When he had washed their feet and put on his outer garments and resumed his place, he said to them, “Do you understand what I have done to you? You call me Teacher and Lord, and you are right, for so I am. If I then, your Lord and Teacher, have washed your feet, you also ought to wash one another’s feet. For I have given you an example, that you also should do just as I have done to you.
I want to highlight
Jesus said to him, “The one who has bathed does not need to wash, except for his feet, but is completely clean. And you are clean, but not every one of you.”
The point is simple: In Jesus will go on to explain that they - the Disciples - and we, are “clean” through the word that He has spoken to us.
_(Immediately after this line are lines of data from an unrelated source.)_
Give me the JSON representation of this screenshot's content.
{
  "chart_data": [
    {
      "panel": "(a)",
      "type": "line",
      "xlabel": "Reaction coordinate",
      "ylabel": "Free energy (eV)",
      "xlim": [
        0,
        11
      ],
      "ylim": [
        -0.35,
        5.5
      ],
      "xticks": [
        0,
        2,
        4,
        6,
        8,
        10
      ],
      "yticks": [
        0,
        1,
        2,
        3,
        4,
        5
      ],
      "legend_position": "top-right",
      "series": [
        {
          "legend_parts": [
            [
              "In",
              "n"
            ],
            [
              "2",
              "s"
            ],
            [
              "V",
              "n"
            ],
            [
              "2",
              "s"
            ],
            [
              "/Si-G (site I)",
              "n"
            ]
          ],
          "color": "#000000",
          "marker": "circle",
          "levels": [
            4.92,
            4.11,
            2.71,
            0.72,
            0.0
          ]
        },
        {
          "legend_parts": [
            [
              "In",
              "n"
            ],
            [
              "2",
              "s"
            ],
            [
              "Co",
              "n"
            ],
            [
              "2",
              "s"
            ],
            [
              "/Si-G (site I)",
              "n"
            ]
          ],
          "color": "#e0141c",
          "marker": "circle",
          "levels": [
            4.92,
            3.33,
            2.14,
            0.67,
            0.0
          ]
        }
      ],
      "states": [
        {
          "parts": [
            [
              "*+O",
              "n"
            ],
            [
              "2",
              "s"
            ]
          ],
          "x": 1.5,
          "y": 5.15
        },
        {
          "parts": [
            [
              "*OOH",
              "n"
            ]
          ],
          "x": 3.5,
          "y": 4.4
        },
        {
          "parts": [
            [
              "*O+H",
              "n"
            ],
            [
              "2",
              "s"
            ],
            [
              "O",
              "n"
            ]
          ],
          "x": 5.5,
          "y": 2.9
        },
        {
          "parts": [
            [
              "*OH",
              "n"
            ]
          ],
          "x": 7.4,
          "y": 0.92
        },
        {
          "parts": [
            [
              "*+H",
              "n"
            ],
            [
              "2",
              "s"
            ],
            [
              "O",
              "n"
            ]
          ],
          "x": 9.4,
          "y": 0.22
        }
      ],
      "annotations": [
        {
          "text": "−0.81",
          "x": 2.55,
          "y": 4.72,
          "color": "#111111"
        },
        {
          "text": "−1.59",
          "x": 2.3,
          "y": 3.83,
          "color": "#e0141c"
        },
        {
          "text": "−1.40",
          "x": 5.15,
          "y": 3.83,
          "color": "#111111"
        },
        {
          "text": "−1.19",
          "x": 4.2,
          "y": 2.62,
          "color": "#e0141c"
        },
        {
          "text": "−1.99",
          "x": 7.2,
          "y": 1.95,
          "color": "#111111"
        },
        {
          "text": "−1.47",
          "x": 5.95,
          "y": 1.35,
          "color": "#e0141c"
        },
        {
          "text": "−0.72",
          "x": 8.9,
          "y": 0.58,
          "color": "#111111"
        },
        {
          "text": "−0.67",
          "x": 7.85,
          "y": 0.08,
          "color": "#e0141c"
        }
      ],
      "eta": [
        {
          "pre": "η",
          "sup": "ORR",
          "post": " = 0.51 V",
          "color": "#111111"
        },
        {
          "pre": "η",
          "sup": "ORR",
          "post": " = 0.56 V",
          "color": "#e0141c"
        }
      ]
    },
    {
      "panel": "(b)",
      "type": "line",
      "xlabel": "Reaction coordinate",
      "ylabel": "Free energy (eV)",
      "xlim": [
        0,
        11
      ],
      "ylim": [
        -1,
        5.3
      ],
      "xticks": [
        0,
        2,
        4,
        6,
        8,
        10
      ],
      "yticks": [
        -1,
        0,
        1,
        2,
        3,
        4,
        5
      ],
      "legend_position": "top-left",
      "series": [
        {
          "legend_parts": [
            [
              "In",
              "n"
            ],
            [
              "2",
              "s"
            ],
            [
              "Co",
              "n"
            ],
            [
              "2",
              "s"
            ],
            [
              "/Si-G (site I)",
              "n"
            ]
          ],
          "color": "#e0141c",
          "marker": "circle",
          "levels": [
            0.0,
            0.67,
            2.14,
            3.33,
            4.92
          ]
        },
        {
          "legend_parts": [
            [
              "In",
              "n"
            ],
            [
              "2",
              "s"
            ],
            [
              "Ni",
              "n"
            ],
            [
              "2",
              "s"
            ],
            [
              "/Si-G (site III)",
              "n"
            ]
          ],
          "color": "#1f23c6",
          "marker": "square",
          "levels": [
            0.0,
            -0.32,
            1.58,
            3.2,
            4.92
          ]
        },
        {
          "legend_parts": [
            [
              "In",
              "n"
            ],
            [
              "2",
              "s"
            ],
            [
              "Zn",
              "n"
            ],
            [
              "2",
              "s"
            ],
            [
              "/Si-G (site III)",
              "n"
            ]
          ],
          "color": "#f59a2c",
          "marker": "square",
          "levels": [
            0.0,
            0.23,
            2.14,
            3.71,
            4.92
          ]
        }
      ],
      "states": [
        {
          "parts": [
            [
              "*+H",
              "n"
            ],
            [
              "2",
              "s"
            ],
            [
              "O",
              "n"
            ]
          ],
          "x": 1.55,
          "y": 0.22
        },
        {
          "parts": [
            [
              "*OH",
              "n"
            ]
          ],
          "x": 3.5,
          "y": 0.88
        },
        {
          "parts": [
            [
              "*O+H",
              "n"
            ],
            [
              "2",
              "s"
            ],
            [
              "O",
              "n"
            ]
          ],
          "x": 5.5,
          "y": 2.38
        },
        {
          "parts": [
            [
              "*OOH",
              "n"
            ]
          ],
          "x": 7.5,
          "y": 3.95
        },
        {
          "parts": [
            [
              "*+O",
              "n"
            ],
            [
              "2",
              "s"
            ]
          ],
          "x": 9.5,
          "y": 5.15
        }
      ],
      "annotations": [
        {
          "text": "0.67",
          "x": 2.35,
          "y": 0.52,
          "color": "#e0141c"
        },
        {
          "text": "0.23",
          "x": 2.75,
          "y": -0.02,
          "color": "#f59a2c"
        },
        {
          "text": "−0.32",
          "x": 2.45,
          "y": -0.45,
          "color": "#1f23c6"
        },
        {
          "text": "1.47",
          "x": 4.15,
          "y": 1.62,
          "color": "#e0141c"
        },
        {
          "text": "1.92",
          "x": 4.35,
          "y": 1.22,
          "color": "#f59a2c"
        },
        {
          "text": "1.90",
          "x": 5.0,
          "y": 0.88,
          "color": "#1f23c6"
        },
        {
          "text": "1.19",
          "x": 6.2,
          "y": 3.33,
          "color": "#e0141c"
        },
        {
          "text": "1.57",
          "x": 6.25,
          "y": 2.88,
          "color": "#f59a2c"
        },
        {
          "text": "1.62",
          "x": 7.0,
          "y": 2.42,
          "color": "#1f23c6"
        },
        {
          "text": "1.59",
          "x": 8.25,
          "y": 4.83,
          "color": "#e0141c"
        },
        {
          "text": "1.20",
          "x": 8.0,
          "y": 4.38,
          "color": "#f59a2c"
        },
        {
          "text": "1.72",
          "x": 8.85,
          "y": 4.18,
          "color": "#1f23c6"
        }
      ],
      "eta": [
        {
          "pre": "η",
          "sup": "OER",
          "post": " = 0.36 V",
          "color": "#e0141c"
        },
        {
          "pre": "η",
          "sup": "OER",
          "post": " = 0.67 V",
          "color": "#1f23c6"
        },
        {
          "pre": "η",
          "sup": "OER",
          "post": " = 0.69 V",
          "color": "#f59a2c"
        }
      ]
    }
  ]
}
In believing the Gospel, we find cleansing for our sins.
So why then the footwashing here when Jesus acknowledges that those who have bathed, have been fully cleansed - don’t need another full bath? Because we still get dusty, dirty from walking in this present world. As cleansed and as forgiven as we are, we still get dirty.
And how is this to be dealt with? - We are to wash one another’s feet!
And here we are back to discerning the body of Christ rightly.
For you see in the 1 Cor. situation, some Christians were sinning against other Christians in the way they handled the communion table.
And so those sinning, were in need of those sinned against to forgive them. To wash their feet.
And both groups needed to be called to a good “discerning” of the Lord’s Body.
For when we sin against one another, we sin against His Body - not just “them.”
Now in our present context, we prevent the failure to discern the Lord’s Body in the table by separating it from being an ordinary meal, taken for mere sustenance and physical enjoyment.
So far, so good.
But what of failing to discern how this table unifies all those in Christ, and so being careful not to come here in the state of sinning against our brothers and sisters sin Christ?
Perhaps you need to confess that heart and mind before you come tonight. Perhaps there are those in Christ whom you have slighted, sinned against, and need to repent of having done so.
But even more, what of our needing to wash the feet of those brothers and sisters who may have sinned against us?
Will we come to the table tonight, reminding ourselves that He died to cleanse us from our sins, and has called us to wash one another’s feet of their dusty, dirty sins? Especially sins against us?
For how else can we hope to come to the table to acknowledge our unity in Christ - while holding the sins of others against them?
As though the blood of Christ was, is, sufficient for our sins - but not for theirs?
Let’s take our moment once again and ask the Spirit to seach our hearts.
To be sure we discern the Lord’s Body as the sole sufficiency for our own sins.
As the opportunity to discern the joint dignity of our brothers and sister in Christ and repent of any sin against them we need to put away tonight. For I cannot sin against them, without sinning against Him.
And to discern the Lord’s Body in our washing the feet of fellow Christians who might have sinned against us. To acknowledge our union with them in Him. And to serve them in it.